Like the defendant in the Wadia case, the Goldmans have paid for renovations in the amount of $112,000.00, well above the written estimate of $85,000.00 to $100,000.00, but have refused to pay the final installment because, as asserted in their special defenses, the workmanship was defective and faulty and further, the plaintiff was compensated for the full value of any benefit bestowed.
The plaintiff has not established any facts tending to show that it was bad faith on the part of the defendants which caused them not to sign the written estimate, allowed construction to continue and refused to pay the balance plaintiff claims is due. "[W]ith respect to questions of motive, intent and good faith, the party opposing summary judgment must present a factual predicate for his argument in order to raise a genuine issue of fact." (Citation omitted.) Wadia, supra, 250. The plaintiff's bare assertion that the defendants acted in bad faith simply because the defendant David Goldman is an attorney, as well as the other conduct claimed to show bad faith, are claims unsubstantiated by the evidence and fail to present the necessary factual predicate to raise a genuine issue as to the defendants' bad faith. Accordingly, the defendants' motion for summary judgment on counts two and three is granted.
Finally, plaintiff argues in its memorandum that there is a genuine issue of fact as to whether the defendants, because of their conduct, are estopped from claiming that they are not required to pay the plaintiff the balance owed. In support of its argument, plaintiff claims that the defendants hired the plaintiff to perform the renovations, and continued to observe, supervise and direct the work performed by the plaintiff without telling plaintiff to stop work, or that they were not going to CT Page 4060 pay the plaintiff without a written contract. Further, the fact that payments had been made at various times substantiated plaintiff's belief that those payments would continue for the work performed.
In a footnote to Wadia, the court, without deciding the applicability of the plaintiff's equitable estoppel claim, noted that the plaintiff had "failed to demonstrate the factual predicate necessary to sustain an action under the doctrine of equitable estoppel." Wadia Enterprises, Inc. v. Hirschfeld, supra, 252 n. 7.

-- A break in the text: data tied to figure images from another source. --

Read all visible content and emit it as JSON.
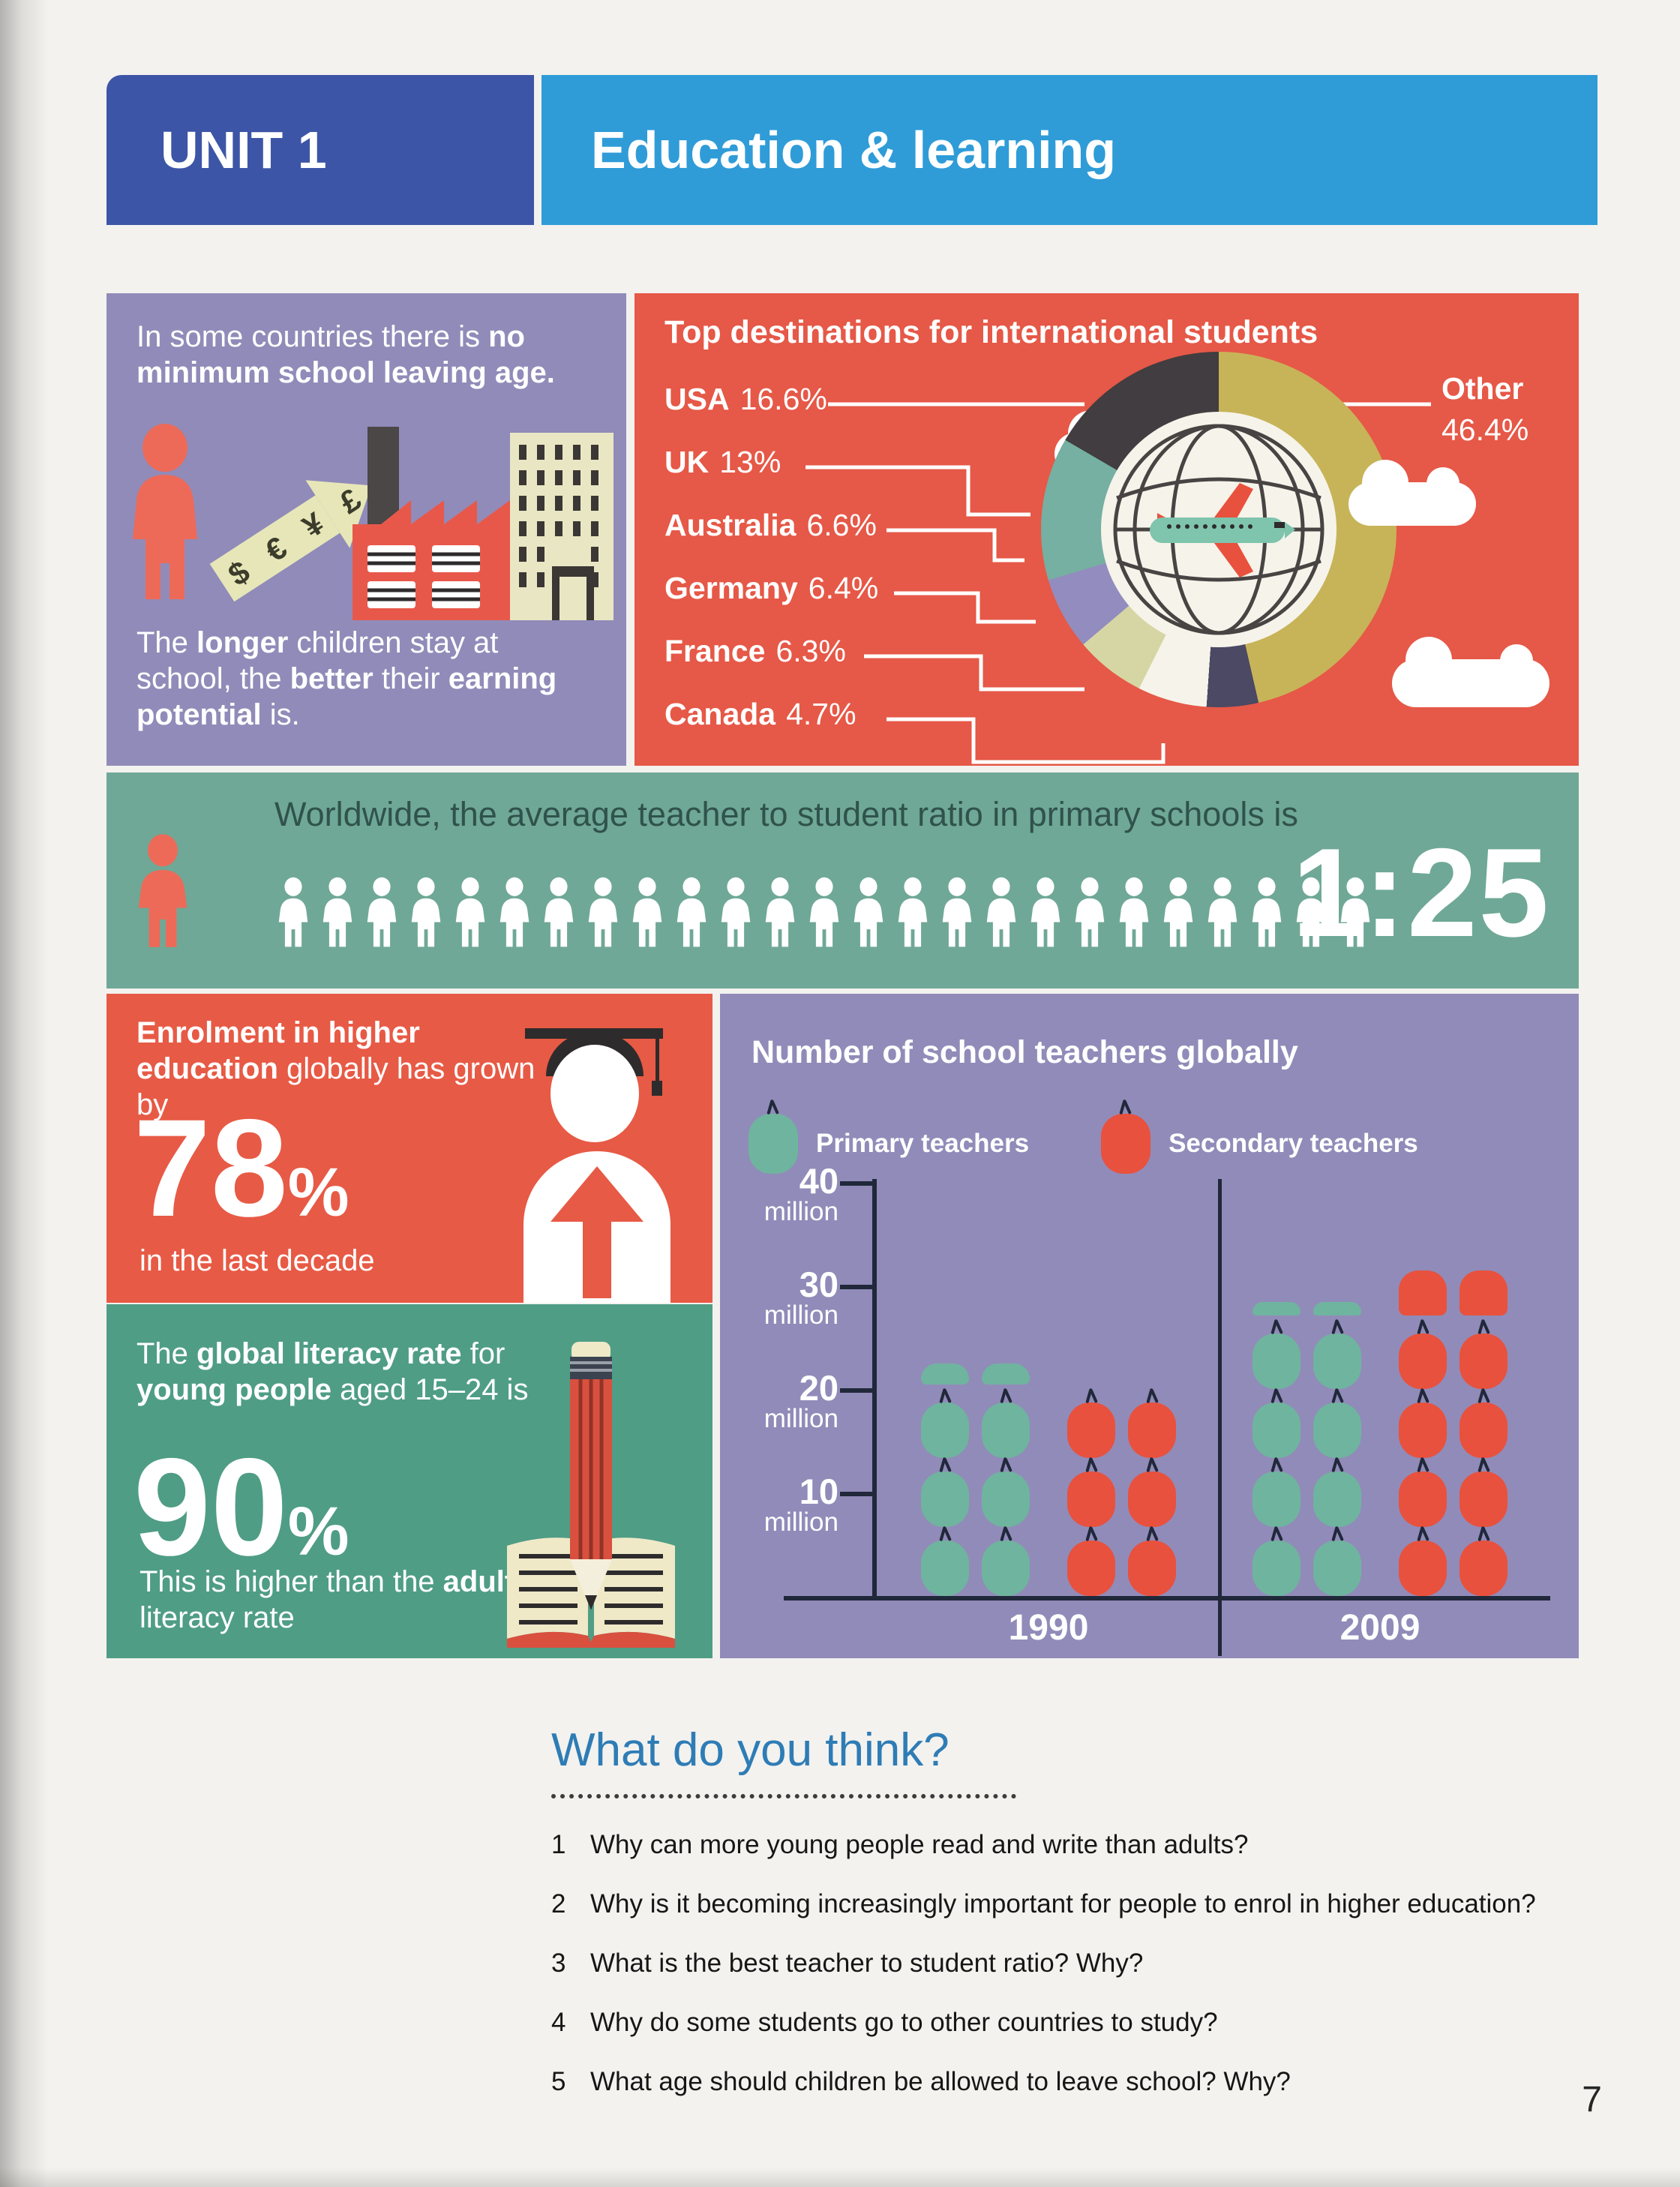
{
  "page": {
    "number": "7"
  },
  "header": {
    "unit_label": "UNIT 1",
    "title": "Education & learning"
  },
  "colors": {
    "header_dark": "#3d55a6",
    "header_light": "#2f9cd8",
    "purple_box": "#918bb9",
    "red_box": "#e75a45",
    "banner_green": "#6fa896",
    "literacy_green": "#4f9d85",
    "apple_green": "#6fb49e",
    "apple_red": "#e8513d",
    "axis": "#20283a",
    "title_blue": "#2e7cb5",
    "donut_usa": "#413d40",
    "donut_uk": "#75b0a2",
    "donut_australia": "#938cbe",
    "donut_germany": "#d6d6a4",
    "donut_france": "#f6f3ea",
    "donut_canada": "#4b4963",
    "donut_other": "#c7b458"
  },
  "leaving_age": {
    "intro": [
      [
        "In some countries there is ",
        false
      ],
      [
        "no minimum school leaving age.",
        true
      ]
    ],
    "currencies": "$ € ¥ £",
    "outro": [
      [
        "The ",
        false
      ],
      [
        "longer",
        true
      ],
      [
        " children stay at school, the ",
        false
      ],
      [
        "better",
        true
      ],
      [
        " their ",
        false
      ],
      [
        "earning potential",
        true
      ],
      [
        " is.",
        false
      ]
    ]
  },
  "destinations": {
    "title": "Top destinations for international students",
    "items": [
      {
        "country": "USA",
        "value": "16.6%"
      },
      {
        "country": "UK",
        "value": "13%"
      },
      {
        "country": "Australia",
        "value": "6.6%"
      },
      {
        "country": "Germany",
        "value": "6.4%"
      },
      {
        "country": "France",
        "value": "6.3%"
      },
      {
        "country": "Canada",
        "value": "4.7%"
      }
    ],
    "other_label": "Other",
    "other_value": "46.4%"
  },
  "ratio_banner": {
    "text": "Worldwide, the average teacher to student ratio in primary schools is",
    "ratio": "1:25"
  },
  "enrolment": {
    "lines": [
      [
        "Enrolment in higher education",
        true
      ],
      [
        " globally has grown by",
        false
      ]
    ],
    "big": "78",
    "pct": "%",
    "tail": "in the last decade"
  },
  "literacy": {
    "lines": [
      [
        "The ",
        false
      ],
      [
        "global literacy rate",
        true
      ],
      [
        " for ",
        false
      ],
      [
        "young people",
        true
      ],
      [
        " aged 15–24 is",
        false
      ]
    ],
    "big": "90",
    "pct": "%",
    "tail": [
      [
        "This is higher than the ",
        false
      ],
      [
        "adult",
        true
      ],
      [
        " literacy rate",
        false
      ]
    ]
  },
  "questions": {
    "title": "What do you think?",
    "items": [
      "Why can more young people read and write than adults?",
      "Why is it becoming increasingly important for people to enrol in higher education?",
      "What is the best teacher to student ratio? Why?",
      "Why do some students go to other countries to study?",
      "What age should children be allowed to leave school? Why?"
    ]
  },
  "chart_data": [
    {
      "type": "pie",
      "title": "Top destinations for international students",
      "labels": [
        "USA",
        "UK",
        "Australia",
        "Germany",
        "France",
        "Canada",
        "Other"
      ],
      "values": [
        16.6,
        13,
        6.6,
        6.4,
        6.3,
        4.7,
        46.4
      ],
      "unit": "%",
      "render_order": [
        "Other",
        "Canada",
        "France",
        "Germany",
        "Australia",
        "UK",
        "USA"
      ],
      "style": "donut with globe-and-plane center, callout labels"
    },
    {
      "type": "bar",
      "title": "Number of school teachers globally",
      "categories": [
        "1990",
        "2009"
      ],
      "series": [
        {
          "name": "Primary teachers",
          "values": [
            22,
            28
          ]
        },
        {
          "name": "Secondary teachers",
          "values": [
            20,
            31
          ]
        }
      ],
      "ylabel": "million",
      "ylim": [
        0,
        40
      ],
      "yticks": [
        10,
        20,
        30,
        40
      ],
      "style": "pictograph, stacked apples, one apple ≈ 6.67 million, two icon columns per series"
    }
  ]
}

The court further noted that:
[Equitable] estoppel is predicated on proof of two essential elements; the party against whom estoppel is claimed must do or say something calculated or intended to induce another party to believe that certain facts exist and to act on that belief; and the other party must change its position in reliance on those facts, thereby incurring some injury. [Additionally,] it is the burden of the person claiming the estoppel to show that he exercised due diligence to ascertain the truth and that he not only lacked knowledge of the true state of things but had no convenient means of acquiring that knowledge.
(Citations omitted; internal quotation marks omitted.) Id.
It is the opinion of the court that even if the defendants induced the plaintiff to believe that they had signed the contract by asking the plaintiff to begin renovations, and even if the plaintiff relied on the fact that the periodic payments made by the defendants insured the contract's validity, the plaintiff has failed to offer any evidence that it exercised due diligence in ascertaining whether the defendants had signed and accepted the contract, or that it lacked a convenient means of acquiring that knowledge.
Furthermore, as the court in Wadia stated: "[W]e cannot apply the doctrine of equitable estoppel in a case in which the party requesting relief claims ignorance of the laws governing his own profession, when such ignorance of the law is the primary cause of his need for relief." (Citation omitted.) Wadia, supra, 253, n. 7. CT Page 4061
Although the Supreme Court has not yet decided the applicability of an equitable estoppel claim to the protection afforded homeowners under the Home Improvement Act, the plaintiff has, nevertheless, failed to establish the necessary factual predicate to sustain an action under the doctrine of equitable estoppel as outlined in Wadia. Accordingly, for the reasons above stated, the defendants' motion for summary judgment is granted.